Ouais, c’est ça. Et je ne vais pas te mentir, ça m’est déjà arrivé. Au tout début, par exemple, quand je suis allé à Cannes avec La Tête haute et que j’arrivais à une table pour un dîner, je n’avais pas trop de sujets sur lesquels je pouvais échanger parce que c’était des gens d’une classe sociale très différente. Et autant ça m’intéressait de parler avec eux, autant eux n’étaient pas trop intéressés de parler avec moi. Je ne me sentais pas spécialement considéré. Alors qu’au final, c’est con parce que j’aurais aussi pu leur apprendre beaucoup de choses. J’ai juste une autre approche de la vie qu’eux, c’est tout. Après, sans faire de généralités, j’ai l’impression que quand tu viens de banlieue ou d’un milieu plus modeste, tu as plus tendance à avoir des facilités à t’entendre avec des gens de milieux très différents, que quand tu viens d’un environnement plus aisé. Sur ce que j’ai vu, en tout cas.
De ton côté, tu as justement des origines sociales plutôt modestes : originaire de Stains, fils de plombier et de fonctionnaire, etc. Comment ton environnement a-t-il forgé la personne que tu es aujourd’hui ?
C’est un tout. Ça va de la manière dont ma mère m’a éduqué à l’esprit d’entraide et d’échange dans lequel j’ai grandi à Stains. J’ai toujours été seul avec ma mère, qui m’a apporté tout l’amour qu’il fallait et qui a toujours fait à la fois le père et la mère. J’ai pu compter que sur moi-même, ma mère et mes amis. Donc il y a beaucoup de choses que j’ai du apprendre seul. À l’école je n’étais pas bien parti, je n’avais pas de très bons résultats, mais je me suis quand même démerdé pour trouver moi-même mon entreprise quand j’ai fait mon CAP en menuiserie. C’était déjà une petite fierté et c’est de là que j’ai eu le casting de La Tête haute. Comme quoi, dans la vie on n’a rien sans rien. C’est ce que j’apprends. Après je ne peux pas non plus tout te raconter maintenant parce qu’il y a toute une période de ma vie que je tiens à dévoiler plus tard… Mais pour faire court, il y a eu des moments de ma vie qui m’ont obligé à prendre en maturité très vite.
En parlant de « prendre en maturité » : est-ce qu’on grandit plus vite quand on change de vie et de milieu, comme ce qui t’est plus ou moins arrivé ?

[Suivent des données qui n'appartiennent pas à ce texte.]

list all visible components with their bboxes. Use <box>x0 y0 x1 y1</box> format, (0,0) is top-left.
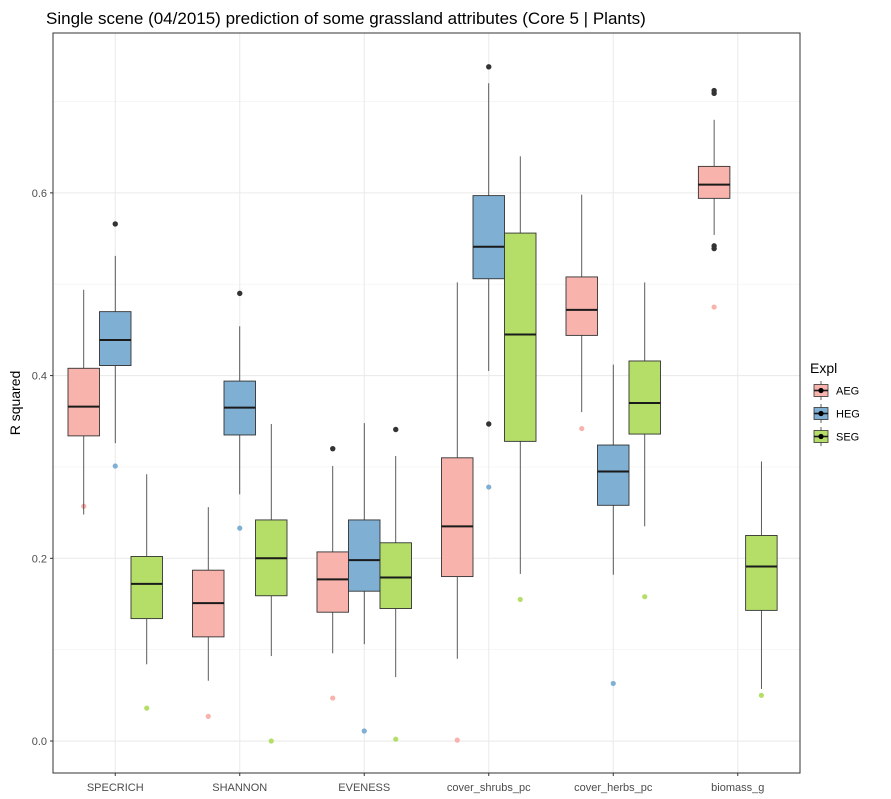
outlier-point <box>112 221 118 227</box>
box-iqr <box>99 311 132 366</box>
outlier-point <box>237 290 243 297</box>
box-aeg-biomass_g <box>697 87 731 310</box>
data-point <box>330 695 336 701</box>
box-seg-biomass_g <box>745 461 778 698</box>
legend: Expl AEG HEG SEG <box>810 360 860 446</box>
box-iqr <box>67 367 100 437</box>
legend-label-aeg: AEG <box>836 386 859 398</box>
data-point <box>393 736 399 742</box>
data-point <box>579 425 585 432</box>
box-iqr <box>472 195 505 280</box>
y-tick-label: 0.0 <box>32 736 47 748</box>
box-groups <box>67 64 778 744</box>
box-aeg-eveness <box>316 445 349 701</box>
box-seg-cover_herbs_pc <box>628 282 661 600</box>
chart-title: Single scene (04/2015) prediction of som… <box>46 9 646 28</box>
box-heg-specrich <box>99 221 132 469</box>
box-heg-shannon <box>223 290 256 531</box>
legend-label-seg: SEG <box>836 432 859 444</box>
x-tick-label: EVENESS <box>338 782 390 794</box>
data-point <box>610 680 616 687</box>
box-iqr <box>441 457 474 578</box>
outlier-point <box>393 426 399 433</box>
box-iqr <box>697 165 731 199</box>
outlier-point <box>711 87 717 94</box>
data-point <box>454 737 460 743</box>
box-heg-eveness <box>348 423 381 734</box>
y-tick-label: 0.4 <box>32 371 47 383</box>
box-aeg-shannon <box>192 507 225 719</box>
box-iqr <box>316 551 349 613</box>
x-tick-label: SPECRICH <box>87 782 144 794</box>
data-point <box>711 304 717 310</box>
legend-key-aeg <box>813 381 829 400</box>
data-point <box>112 463 118 469</box>
box-iqr <box>745 535 778 611</box>
box-iqr <box>130 556 163 620</box>
data-point <box>205 713 211 719</box>
box-seg-specrich <box>130 474 163 711</box>
legend-label-heg: HEG <box>836 409 860 421</box>
legend-key-point <box>818 410 824 417</box>
x-tick-label: cover_herbs_pc <box>574 782 653 794</box>
data-point <box>268 738 274 744</box>
box-aeg-specrich <box>67 289 100 515</box>
box-heg-cover_herbs_pc <box>597 364 630 687</box>
box-aeg-cover_herbs_pc <box>565 194 598 432</box>
x-tick-label: biomass_g <box>711 782 764 794</box>
box-iqr <box>379 542 412 610</box>
outlier-point <box>711 243 717 249</box>
outlier-point <box>330 445 336 452</box>
box-seg-eveness <box>379 426 412 742</box>
data-point <box>361 728 367 734</box>
legend-key-seg <box>813 427 829 446</box>
x-tick-label: SHANNON <box>212 782 267 794</box>
box-iqr <box>565 276 598 336</box>
data-point <box>758 692 764 698</box>
box-aeg-cover_shrubs_pc <box>441 282 474 743</box>
box-heg-cover_shrubs_pc <box>472 64 505 490</box>
data-point <box>144 705 150 711</box>
data-point <box>642 594 648 600</box>
axes: 0.0 0.2 0.4 0.6 SPECRICH SHANNON EVENESS cover_… <box>32 188 765 794</box>
y-tick-label: 0.2 <box>32 553 47 565</box>
data-point <box>237 525 243 531</box>
outlier-point <box>486 421 492 427</box>
y-tick-label: 0.6 <box>32 188 47 200</box>
box-iqr <box>504 232 537 442</box>
data-point <box>517 596 523 603</box>
plot-border <box>52 32 801 774</box>
x-tick-label: cover_shrubs_pc <box>447 782 531 794</box>
y-axis-title: R squared <box>7 371 23 436</box>
data-point <box>486 484 492 490</box>
legend-title: Expl <box>810 360 837 376</box>
box-seg-shannon <box>255 424 288 744</box>
box-iqr <box>348 519 381 592</box>
legend-key-heg <box>813 404 829 423</box>
legend-key-point <box>818 387 824 394</box>
box-iqr <box>597 444 630 506</box>
plot-panel <box>53 33 800 773</box>
outlier-point <box>486 64 492 70</box>
box-iqr <box>628 360 661 435</box>
legend-key-point <box>818 433 824 440</box>
box-seg-cover_shrubs_pc <box>504 156 537 603</box>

Limite ça me fait grandir tout court, en fait. Aujourd’hui je peux dire que j’ai mon propre appart, je suis tranquille chez moi avec ma meuf. Et rien que le fait de ne plus habiter chez ta mère, de devoir faire ton steak, tes machines, ta paperasse toi-même, de t’émanciper en gros, tu deviens beaucoup plus grand et t’apprends. Puis voir que tout doucement j’arrive à vivre du cinéma, ça me rend super fier mais en même temps ça me fait peur. Parce que t’as vu comment je suis monté vite ? Bah je me dis que demain ça peut redescendre aussi vite. C’est pour ça que je dis toujours la phrase « la tête haute, mais froide ». Je sais que c’est une chance que j’ai aujourd’hui de pouvoir connaître un peu plus le cinéma, avoir de plus en plus de films, de plus en plus d’échanges et de dialogues avec des gens du cinéma et de grandir justement dans ce milieu-là.